Innanzitutto, due parole su Blossoms. Le giornate del 1° e 2 luglio saranno appunto dedicate a Blossoms, la sezione del festival dedicata all3 artist3 under-35, realizzata in collaborazione con SIAE. Il 1° luglio ci sarà il laboratorio Talee, coordinato da Kalina Muhova, e animato da quattro artist3 giovani ma già conosciut3 dal pubblico del fumetto italiano: Eliana Albertini, Federico Pace, Wally Pain e Martina Sarritzu. Il laboratorio sarà occasione per l3 artist3 partecipanti di conoscere il lavoro e le esperienze artistiche dell3 docenti e di condividere tattiche di sopravvivenza nel mondo dell’editoria a fumetti: come quando si fa una talea di una pianta già radicata, il laboratorio ha proprio l’obiettivo di diffondere il fumetto transfemminista e infestare sempre di più il mondo dell’arte. Il 2° luglio presenteremo invece a Via Pesaro la produzione artistica dell3 quattro docenti, coinvolgendo espert3 d’arte e del mondo dell’editoria, ma anche collettività politiche e attivist3. Per il resto è difficile tracciare in due parole l’evoluzione del fumetto; sicuramente però, come in tutti gli ambiti della produzione artistica e culturale, stiamo per fortuna assistendo al moltiplicarsi di narrazioni eterodosse e all’ampliarsi degli immaginari proposti dai fumetti. Sono sempre di più i nomi di fumettist3 femminist3 e queer che sono diventat3 not3 al grande pubblico. Quindi ci viene da dire che – nell’arte come in ogni altro ambito della vita – per quanto provino a invisibilizzarci e cancellarci, noi esistiamo e continueremo a farlo prendendoci lo spazio che ci serve per costruire delle vite e un esistente all’altezza dei nostri desideri.

Il festival ha visto passare numeros3 artist3, ci sono delle presenze costanti, il gruppo di autor3 cambia sempre? Come scegliete chi invitare?

Cerchiamo ogni anno di proporre un programma diverso che è il frutto di un anno di studio, lettura e ricerca di cose nuove che ci appassionino da proporre al pubblico del festival. Per questo ovviamente ci dedichiamo alle nuove uscite editoriali, ma spesso ci divertiamo ad attraversare vari festival di fumetto, illustrazione e autoproduzione per dare spazio e visibilità anche alla produzione artistica dal basso, che straborda dai circuiti dell’editoria ufficiale.

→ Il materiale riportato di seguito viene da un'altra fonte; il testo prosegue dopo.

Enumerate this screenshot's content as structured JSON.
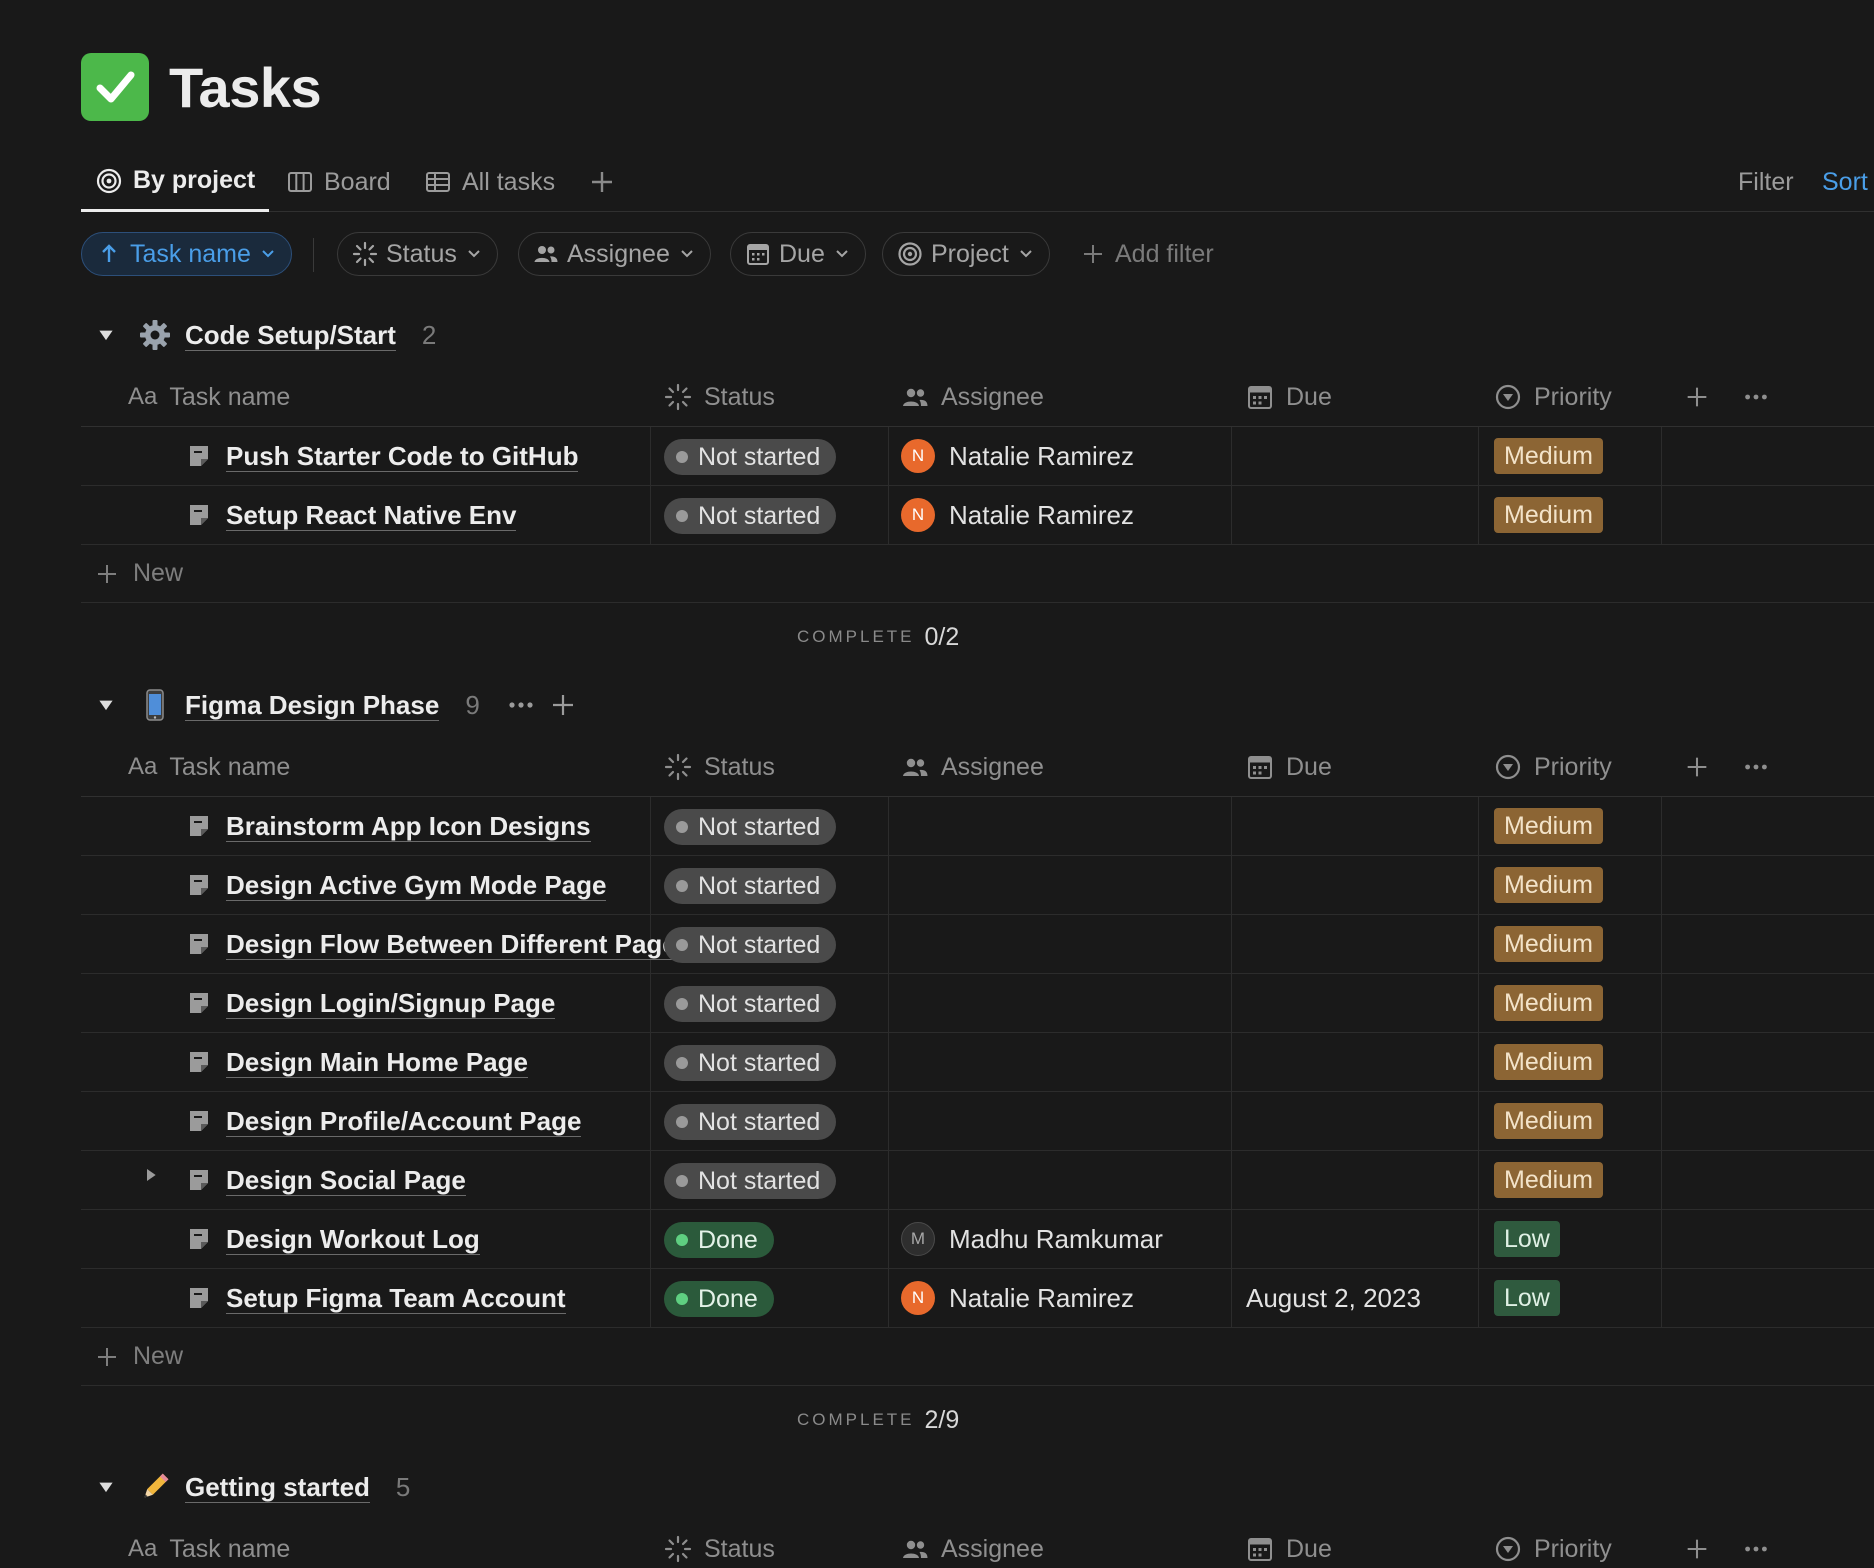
{
  "page": {
    "title": "Tasks"
  },
  "views": {
    "tabs": [
      {
        "label": "By project",
        "icon": "target-icon",
        "active": true
      },
      {
        "label": "Board",
        "icon": "board-icon",
        "active": false
      },
      {
        "label": "All tasks",
        "icon": "table-icon",
        "active": false
      }
    ],
    "filter_label": "Filter",
    "sort_label": "Sort"
  },
  "filters": {
    "sort_chip": "Task name",
    "status": "Status",
    "assignee": "Assignee",
    "due": "Due",
    "project": "Project",
    "add_filter": "Add filter"
  },
  "columns": {
    "aa": "Aa",
    "task_name": "Task name",
    "status": "Status",
    "assignee": "Assignee",
    "due": "Due",
    "priority": "Priority"
  },
  "new_label": "New",
  "complete_label": "COMPLETE",
  "colors": {
    "background": "#191919",
    "accent_blue": "#4a9ee8",
    "medium": "#8c6534",
    "low": "#2f5a3e",
    "done": "#2b5a3b",
    "not_started": "#4a4a4a",
    "avatar_orange": "#e8692c"
  },
  "groups": [
    {
      "name": "Code Setup/Start",
      "emoji": "gear-icon",
      "count": "2",
      "complete": "0/2",
      "tasks": [
        {
          "name": "Push Starter Code to GitHub",
          "status": "Not started",
          "assignee": "Natalie Ramirez",
          "avatar": "N",
          "due": "",
          "priority": "Medium"
        },
        {
          "name": "Setup React Native Env",
          "status": "Not started",
          "assignee": "Natalie Ramirez",
          "avatar": "N",
          "due": "",
          "priority": "Medium"
        }
      ]
    },
    {
      "name": "Figma Design Phase",
      "emoji": "phone-icon",
      "count": "9",
      "complete": "2/9",
      "tasks": [
        {
          "name": "Brainstorm App Icon Designs",
          "status": "Not started",
          "assignee": "",
          "avatar": "",
          "due": "",
          "priority": "Medium"
        },
        {
          "name": "Design Active Gym Mode Page",
          "status": "Not started",
          "assignee": "",
          "avatar": "",
          "due": "",
          "priority": "Medium"
        },
        {
          "name": "Design Flow Between Different Pages",
          "status": "Not started",
          "assignee": "",
          "avatar": "",
          "due": "",
          "priority": "Medium"
        },
        {
          "name": "Design Login/Signup Page",
          "status": "Not started",
          "assignee": "",
          "avatar": "",
          "due": "",
          "priority": "Medium"
        },
        {
          "name": "Design Main Home Page",
          "status": "Not started",
          "assignee": "",
          "avatar": "",
          "due": "",
          "priority": "Medium"
        },
        {
          "name": "Design Profile/Account Page",
          "status": "Not started",
          "assignee": "",
          "avatar": "",
          "due": "",
          "priority": "Medium"
        },
        {
          "name": "Design Social Page",
          "status": "Not started",
          "assignee": "",
          "avatar": "",
          "due": "",
          "priority": "Medium"
        },
        {
          "name": "Design Workout Log",
          "status": "Done",
          "assignee": "Madhu Ramkumar",
          "avatar": "M",
          "due": "",
          "priority": "Low"
        },
        {
          "name": "Setup Figma Team Account",
          "status": "Done",
          "assignee": "Natalie Ramirez",
          "avatar": "N",
          "due": "August 2, 2023",
          "priority": "Low"
        }
      ]
    },
    {
      "name": "Getting started",
      "emoji": "pencil-icon",
      "count": "5",
      "complete": "",
      "tasks": []
    }
  ]
}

Accanto al pubblico di lettori e attivisti che da sempre vi segue, il programma scommette anche sull’aspetto professionale con l’incontro Facciamo rete e le sessioni di mentoring per i portfolio delle giovani artiste. Chi attraversa il festival oggi? Quindi l’evento si sta confermando come uno spazio di formazione e mutualismo per una nuova generazione di fumettist3?

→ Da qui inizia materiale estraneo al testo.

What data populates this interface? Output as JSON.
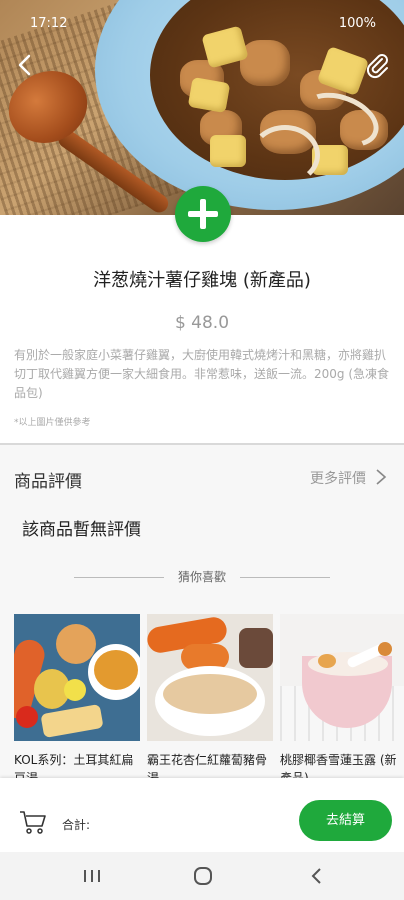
{
  "status_bar": {
    "time": "17:12",
    "battery": "100%"
  },
  "product": {
    "title": "洋葱燒汁薯仔雞塊 (新產品)",
    "price": "$ 48.0",
    "description": "有別於一般家庭小菜薯仔雞翼，大廚使用韓式燒烤汁和黑糖，亦將雞扒切丁取代雞翼方便一家大細食用。非常惹味，送飯一流。200g (急凍食品包)",
    "note": "*以上圖片僅供參考"
  },
  "reviews": {
    "title": "商品評價",
    "more": "更多評價",
    "empty": "該商品暫無評價"
  },
  "recommend": {
    "title": "猜你喜歡",
    "items": [
      {
        "name": "KOL系列：土耳其紅扁豆湯"
      },
      {
        "name": "霸王花杏仁紅蘿蔔豬骨湯"
      },
      {
        "name": "桃膠椰香雪蓮玉露 (新產品)"
      }
    ]
  },
  "cart": {
    "total_label": "合計:",
    "checkout_label": "去結算"
  },
  "colors": {
    "accent": "#1fa93c"
  },
  "icons": [
    "back-arrow-icon",
    "paperclip-icon",
    "plus-icon",
    "chevron-right-icon",
    "cart-icon",
    "recent-apps-icon",
    "home-icon",
    "back-icon"
  ]
}
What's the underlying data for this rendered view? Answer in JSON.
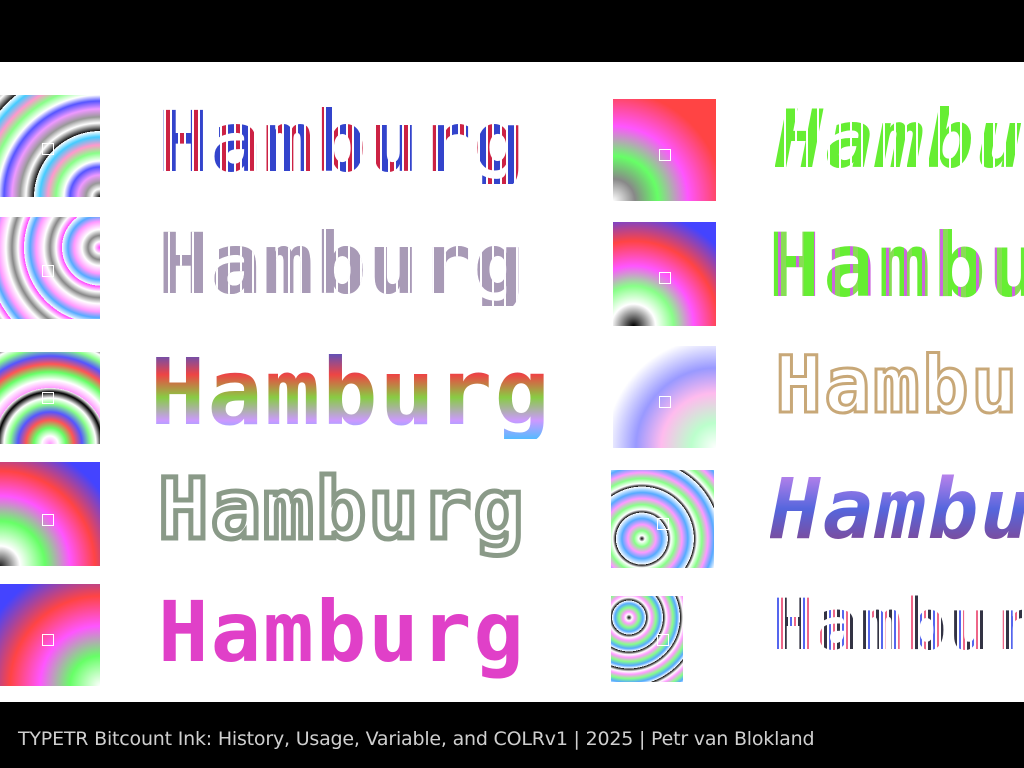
{
  "footer": {
    "text": "TYPETR Bitcount Ink: History, Usage, Variable, and COLRv1 | 2025 | Petr van Blokland"
  },
  "left_column": {
    "samples": [
      {
        "word": "Hamburg",
        "style": "red-blue-dots"
      },
      {
        "word": "Hamburg",
        "style": "grey-lilac-tiles"
      },
      {
        "word": "Hamburg",
        "style": "multicolor-tiles"
      },
      {
        "word": "Hamburg",
        "style": "green-purple-outline"
      },
      {
        "word": "Hamburg",
        "style": "magenta-dots"
      }
    ]
  },
  "right_column": {
    "samples": [
      {
        "word": "Hamburg",
        "style": "green-tiles"
      },
      {
        "word": "Hamburg",
        "style": "green-magenta-tiles"
      },
      {
        "word": "Hamburg",
        "style": "tan-outline"
      },
      {
        "word": "Hamburg",
        "style": "purple-blue-tiles"
      },
      {
        "word": "Hamburg",
        "style": "small-multicolor-glyphs"
      }
    ]
  }
}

Sì, i laboratori di ‘formazione’ sono molto partecipati e con Blossoms, esperimento che abbiamo avviato lo scorso anno grazie al sostegno di SIAE, ci sta permettendo di dare visibilità ad artist3 giovani ma già molto conosciut3 e amat3 che sono riuscit3 ad affermarsi nel mondo del fumetto e dell’illustrazione, senza scendere a compromessi e perdere il loro smalto e il tratto che le contraddistingue. L’incontro tra l3 artist3 e l3 partecipanti è per noi un modo di fare comunità e resistere, insieme, alla marginalizzazione. Facciamo Rete in questo senso è un passo in più, è un momento in cui chi fa arte, chi la pubblica, curator3, critic3 possono incontrarsi, conoscersi e scambiare esperienze e opportunità in un contesto orizzontale e accessibile, fuori dai circuiti esclusivi ed escludenti.

Firmacopie Kalina Muhova – BDF 2025


Il festival insiste capillarmente sui luoghi del Pigneto. In un momento storico in cui i quartieri di Roma subiscono una gentrificazione spietata e una progressiva perdita di spazi sociali, in che modo la presenza fisica e “diffusa” di Bande de Femmes si pone come un atto di resistenza per gli spazi e per le persone che vivono il territorio?

Il Pigneto, dove si trova Tuba e dove si svolge Bande de Femmes, è una zona particolare di Roma: se, da un lato, è sicuramente un quartiere vivo e ricco di sperimentazione, cultura alternativa, anche libertà di espressione e movimento, soprattutto per le persone che si discostano dalla norma; dall’altro, assistiamo a un costante processo di svuotamento e gentrificazione e il quartiere sta pericolosamente diventando un polo di consumo. Sembra ormai quasi impossibile stare in strada, ritrovarsi, senza consumare. Tuba si inserisce in questa panoramica tentando di offrire uno spazio di scambio e contaminazione culturale e artistica che rompa un po’ questo schema: proviamo, insieme ad altre realtà, a immaginarci un quartiere accessibile e aperto, capace di mettere in rete generazioni diverse e visioni diverse, senza mai perdere di vista la necessità di una cultura come impegno collettivo.

La vostra attenzione ai luoghi di aggregazione, alla vivibilità e alla cultura è una caratteristica che non può essere separata dal progetto Bande de Femmes, quanto è fondamentale per voi rivendicare un’accessibilità totale, ecologica e gratuita a Bande de Femmes?

Per noi è una condizione sine qua non, la cultura, l’arte, la pratica femminsta devono essere accessibile a tutt3.

Oramai il Festival ha una bella storia alle spalle, se uscisse un fumetto suBande de Femmes, da chi vi piacerebbe fosse firmato?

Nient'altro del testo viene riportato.